Для придания пациенту удобного физиологичного положения необходимы функциональная кровать с противопролежневым матрацем и специальные приспособления: подушки различных размеров, валики, пеленки, одеяла, подставки для стоп, предотвращающие подошвенное сгибание.

Положение пациента в постели :

Положение «на спине».

Положение «на животе».

Положение «на боку».

Положение Фоулера (полулежа и полусидя) с приподнятым на 45-60оизголовьем кровати.

Положение Симса - промежуточное между положением «на боку» и «на животе».

53. Особенности подготовки к операциям и послеоперационного ухода за больными пожилого и старческого возраста.

Предоперационная подготовка проводится всем больным. В минимальном объеме проводится лишь больным, оперируемым по экстренным и неотложным показаниям.

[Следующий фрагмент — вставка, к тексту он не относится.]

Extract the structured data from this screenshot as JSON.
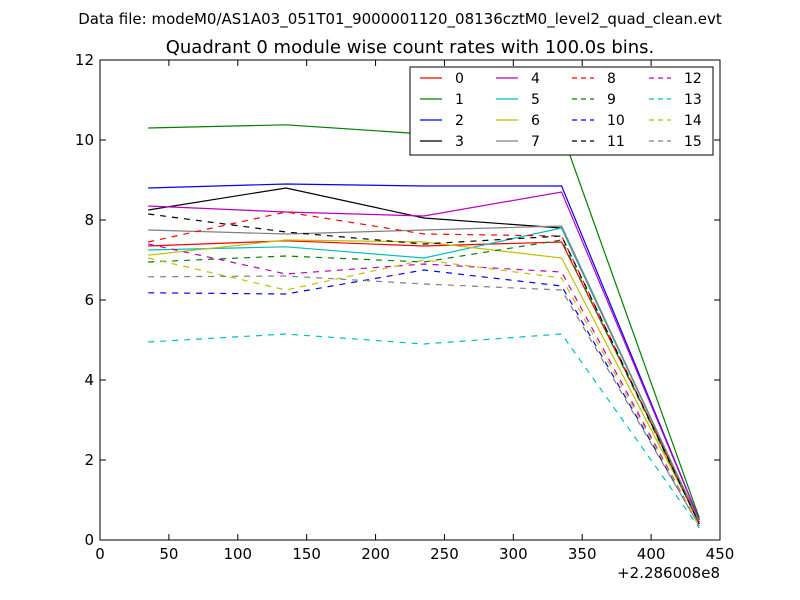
{
  "suptitle": "Data file: modeM0/AS1A03_051T01_9000001120_08136cztM0_level2_quad_clean.evt",
  "chart_data": {
    "type": "line",
    "title": "Quadrant 0 module wise count rates with 100.0s bins.",
    "xlabel": "",
    "ylabel": "",
    "x_offset_label": "+2.286008e8",
    "xlim": [
      0,
      450
    ],
    "ylim": [
      0,
      12
    ],
    "xticks": [
      0,
      50,
      100,
      150,
      200,
      250,
      300,
      350,
      400,
      450
    ],
    "yticks": [
      0,
      2,
      4,
      6,
      8,
      10,
      12
    ],
    "x": [
      35,
      135,
      235,
      335,
      435
    ],
    "legend_location": "top-right",
    "legend_columns": 4,
    "series": [
      {
        "name": "0",
        "color": "#ff0000",
        "dash": "solid",
        "values": [
          7.35,
          7.48,
          7.35,
          7.45,
          0.5
        ]
      },
      {
        "name": "1",
        "color": "#008000",
        "dash": "solid",
        "values": [
          10.3,
          10.38,
          10.15,
          10.2,
          0.55
        ]
      },
      {
        "name": "2",
        "color": "#0000ff",
        "dash": "solid",
        "values": [
          8.8,
          8.9,
          8.85,
          8.85,
          0.5
        ]
      },
      {
        "name": "3",
        "color": "#000000",
        "dash": "solid",
        "values": [
          8.25,
          8.8,
          8.05,
          7.8,
          0.45
        ]
      },
      {
        "name": "4",
        "color": "#bf00bf",
        "dash": "solid",
        "values": [
          8.35,
          8.2,
          8.1,
          8.7,
          0.5
        ]
      },
      {
        "name": "5",
        "color": "#00bfbf",
        "dash": "solid",
        "values": [
          7.25,
          7.33,
          7.05,
          7.8,
          0.45
        ]
      },
      {
        "name": "6",
        "color": "#bfbf00",
        "dash": "solid",
        "values": [
          7.12,
          7.5,
          7.45,
          7.05,
          0.45
        ]
      },
      {
        "name": "7",
        "color": "#808080",
        "dash": "solid",
        "values": [
          7.75,
          7.65,
          7.75,
          7.85,
          0.45
        ]
      },
      {
        "name": "8",
        "color": "#ff0000",
        "dash": "dashed",
        "values": [
          7.45,
          8.2,
          7.65,
          7.6,
          0.4
        ]
      },
      {
        "name": "9",
        "color": "#008000",
        "dash": "dashed",
        "values": [
          6.95,
          7.1,
          6.95,
          7.5,
          0.4
        ]
      },
      {
        "name": "10",
        "color": "#0000ff",
        "dash": "dashed",
        "values": [
          6.18,
          6.15,
          6.75,
          6.35,
          0.35
        ]
      },
      {
        "name": "11",
        "color": "#000000",
        "dash": "dashed",
        "values": [
          8.15,
          7.7,
          7.4,
          7.6,
          0.4
        ]
      },
      {
        "name": "12",
        "color": "#bf00bf",
        "dash": "dashed",
        "values": [
          7.4,
          6.65,
          6.9,
          6.7,
          0.35
        ]
      },
      {
        "name": "13",
        "color": "#00bfbf",
        "dash": "dashed",
        "values": [
          4.95,
          5.15,
          4.9,
          5.15,
          0.3
        ]
      },
      {
        "name": "14",
        "color": "#bfbf00",
        "dash": "dashed",
        "values": [
          7.05,
          6.25,
          7.0,
          6.55,
          0.35
        ]
      },
      {
        "name": "15",
        "color": "#808080",
        "dash": "dashed",
        "values": [
          6.58,
          6.6,
          6.4,
          6.25,
          0.35
        ]
      }
    ]
  }
}
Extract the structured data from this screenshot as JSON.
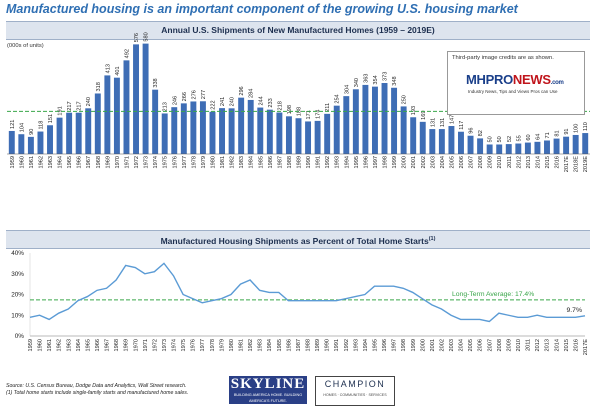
{
  "page_title": "Manufactured housing is an important component of the growing U.S. housing market",
  "credit_note": "Third-party image credits are as shown.",
  "logo": {
    "mh": "MHPRO",
    "news": "NEWS",
    "dotcom": ".com",
    "tagline": "Industry News, Tips and Views Pros can Use"
  },
  "source_line1": "Source: U.S. Census Bureau, Dodge Data and Analytics, Wall Street research.",
  "source_line2": "(1) Total home starts include single-family starts and manufactured home sales.",
  "skyline": {
    "name": "SKYLINE",
    "tagline": "BUILDING AMERICA HOME. BUILDING AMERICA'S FUTURE."
  },
  "champion": {
    "name": "CHAMPION",
    "tagline": "HOMES · COMMUNITIES · SERVICES"
  },
  "colors": {
    "bar": "#3e6db5",
    "line": "#5b9bd5",
    "avg": "#3aa64a",
    "title": "#2f6fb3"
  },
  "chart_data": [
    {
      "type": "bar",
      "title": "Annual U.S. Shipments of New Manufactured Homes (1959 – 2019E)",
      "ylabel": "(000s of units)",
      "categories": [
        "1959",
        "1960",
        "1961",
        "1962",
        "1963",
        "1964",
        "1965",
        "1966",
        "1967",
        "1968",
        "1969",
        "1970",
        "1971",
        "1972",
        "1973",
        "1974",
        "1975",
        "1976",
        "1977",
        "1978",
        "1979",
        "1980",
        "1981",
        "1982",
        "1983",
        "1984",
        "1985",
        "1986",
        "1987",
        "1988",
        "1989",
        "1990",
        "1991",
        "1992",
        "1993",
        "1994",
        "1995",
        "1996",
        "1997",
        "1998",
        "1999",
        "2000",
        "2001",
        "2002",
        "2003",
        "2004",
        "2005",
        "2006",
        "2007",
        "2008",
        "2009",
        "2010",
        "2011",
        "2012",
        "2013",
        "2014",
        "2015",
        "2016",
        "2017E",
        "2018E",
        "2019E"
      ],
      "values": [
        121,
        104,
        90,
        118,
        151,
        191,
        217,
        217,
        240,
        318,
        413,
        401,
        492,
        576,
        580,
        338,
        213,
        246,
        266,
        276,
        277,
        222,
        241,
        240,
        296,
        284,
        244,
        233,
        218,
        198,
        188,
        171,
        174,
        211,
        254,
        304,
        340,
        363,
        354,
        373,
        348,
        250,
        193,
        169,
        131,
        131,
        147,
        117,
        96,
        82,
        50,
        50,
        52,
        55,
        60,
        64,
        71,
        81,
        91,
        100,
        110
      ],
      "ylim": [
        0,
        620
      ],
      "annotation": "Long-Term Average: 224",
      "average": 224
    },
    {
      "type": "line",
      "title": "Manufactured Housing Shipments as Percent of Total Home Starts",
      "title_note": "(1)",
      "x": [
        "1959",
        "1960",
        "1961",
        "1962",
        "1963",
        "1964",
        "1965",
        "1966",
        "1967",
        "1968",
        "1969",
        "1970",
        "1971",
        "1972",
        "1973",
        "1974",
        "1975",
        "1976",
        "1977",
        "1978",
        "1979",
        "1980",
        "1981",
        "1982",
        "1983",
        "1984",
        "1985",
        "1986",
        "1987",
        "1988",
        "1989",
        "1990",
        "1991",
        "1992",
        "1993",
        "1994",
        "1995",
        "1996",
        "1997",
        "1998",
        "1999",
        "2000",
        "2001",
        "2002",
        "2003",
        "2004",
        "2005",
        "2006",
        "2007",
        "2008",
        "2009",
        "2010",
        "2011",
        "2012",
        "2013",
        "2014",
        "2015",
        "2016",
        "2017E"
      ],
      "values": [
        9,
        10,
        8,
        11,
        13,
        17,
        19,
        22,
        23,
        27,
        34,
        33,
        30,
        31,
        35,
        29,
        20,
        18,
        16,
        17,
        18,
        20,
        25,
        27,
        22,
        21,
        21,
        17,
        17,
        17,
        17,
        17,
        17,
        18,
        19,
        20,
        24,
        24,
        24,
        23,
        21,
        18,
        15,
        13,
        10,
        8,
        8,
        8,
        7,
        11,
        10,
        9,
        9,
        10,
        9,
        9,
        9,
        9,
        9.7
      ],
      "yticks": [
        "0%",
        "10%",
        "20%",
        "30%",
        "40%"
      ],
      "ylim": [
        0,
        40
      ],
      "annotation": "Long-Term Average: 17.4%",
      "average": 17.4,
      "end_label": "9.7%"
    }
  ]
}
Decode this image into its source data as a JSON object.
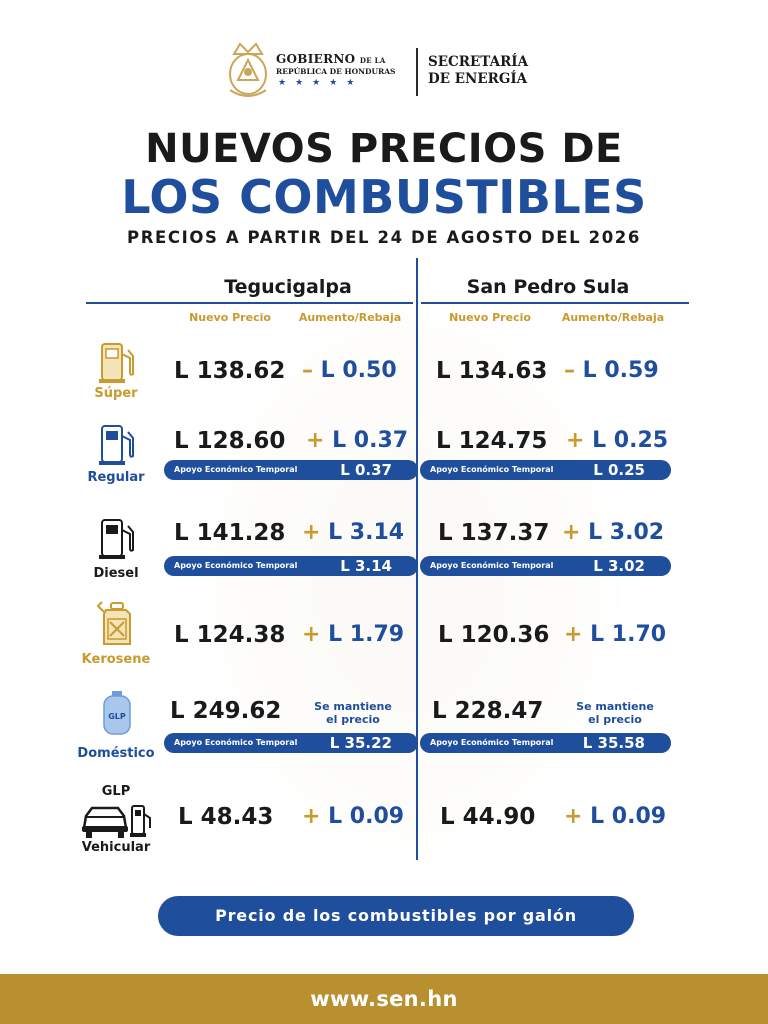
{
  "header": {
    "gov_line1_main": "GOBIERNO",
    "gov_line1_small": "DE LA",
    "gov_line2": "REPÚBLICA DE HONDURAS",
    "gov_stars": "★★★★★",
    "secretaria_line1": "SECRETARÍA",
    "secretaria_line2": "DE ENERGÍA"
  },
  "title": {
    "line1": "NUEVOS PRECIOS DE",
    "line2": "LOS COMBUSTIBLES",
    "subtitle": "PRECIOS A PARTIR DEL 24 DE AGOSTO DEL 2026"
  },
  "columns": {
    "city1": "Tegucigalpa",
    "city2": "San Pedro Sula",
    "nuevo_precio": "Nuevo Precio",
    "aumento_rebaja": "Aumento/Rebaja"
  },
  "apoyo_label": "Apoyo Económico Temporal",
  "keep_line1": "Se mantiene",
  "keep_line2": "el precio",
  "rows": [
    {
      "label": "Súper",
      "icon": "gas-pump-icon",
      "teg": {
        "price": "L 138.62",
        "sign": "–",
        "change": "L 0.50"
      },
      "sps": {
        "price": "L 134.63",
        "sign": "–",
        "change": "L 0.59"
      }
    },
    {
      "label": "Regular",
      "icon": "gas-pump-icon",
      "teg": {
        "price": "L 128.60",
        "sign": "+",
        "change": "L 0.37",
        "apoyo": "L 0.37"
      },
      "sps": {
        "price": "L 124.75",
        "sign": "+",
        "change": "L 0.25",
        "apoyo": "L 0.25"
      }
    },
    {
      "label": "Diesel",
      "icon": "gas-pump-icon",
      "teg": {
        "price": "L 141.28",
        "sign": "+",
        "change": "L 3.14",
        "apoyo": "L 3.14"
      },
      "sps": {
        "price": "L 137.37",
        "sign": "+",
        "change": "L 3.02",
        "apoyo": "L 3.02"
      }
    },
    {
      "label": "Kerosene",
      "icon": "jerrycan-icon",
      "teg": {
        "price": "L 124.38",
        "sign": "+",
        "change": "L 1.79"
      },
      "sps": {
        "price": "L 120.36",
        "sign": "+",
        "change": "L 1.70"
      }
    },
    {
      "label": "Doméstico",
      "icon": "gas-cylinder-icon",
      "icon_text": "GLP",
      "teg": {
        "price": "L 249.62",
        "apoyo": "L 35.22"
      },
      "sps": {
        "price": "L 228.47",
        "apoyo": "L 35.58"
      }
    },
    {
      "label_top": "GLP",
      "label": "Vehicular",
      "icon": "car-pump-icon",
      "teg": {
        "price": "L 48.43",
        "sign": "+",
        "change": "L 0.09"
      },
      "sps": {
        "price": "L 44.90",
        "sign": "+",
        "change": "L 0.09"
      }
    }
  ],
  "footer": {
    "note": "Precio de los combustibles por galón",
    "url": "www.sen.hn"
  },
  "colors": {
    "blue": "#1f4e9c",
    "gold": "#c99a2e",
    "footer_bar": "#b8902f"
  }
}
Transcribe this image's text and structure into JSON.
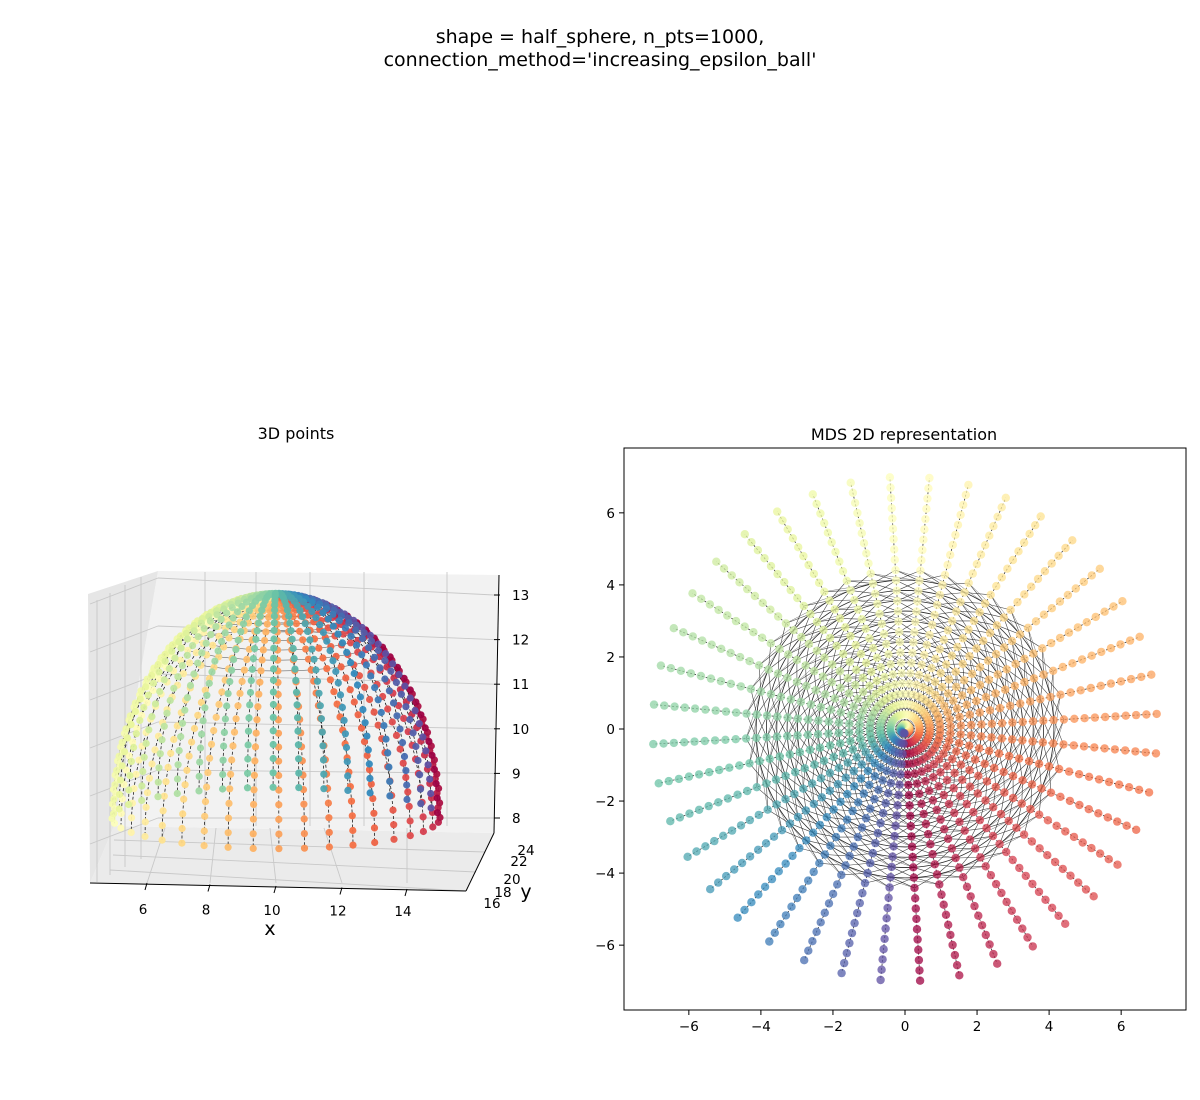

Накануне плановой хирургической операции проводится общая предоперационная подготовка. Ее цель:

1. Исключить противопоказания к операции путем исследования жизненно важных органов и систем больного.

2. Подготовка больного психологически.

3. Максимально подготовить системы организма больного, на которые вмешательство окажет наибольшую нагрузку во время операции и в послеоперационном периоде.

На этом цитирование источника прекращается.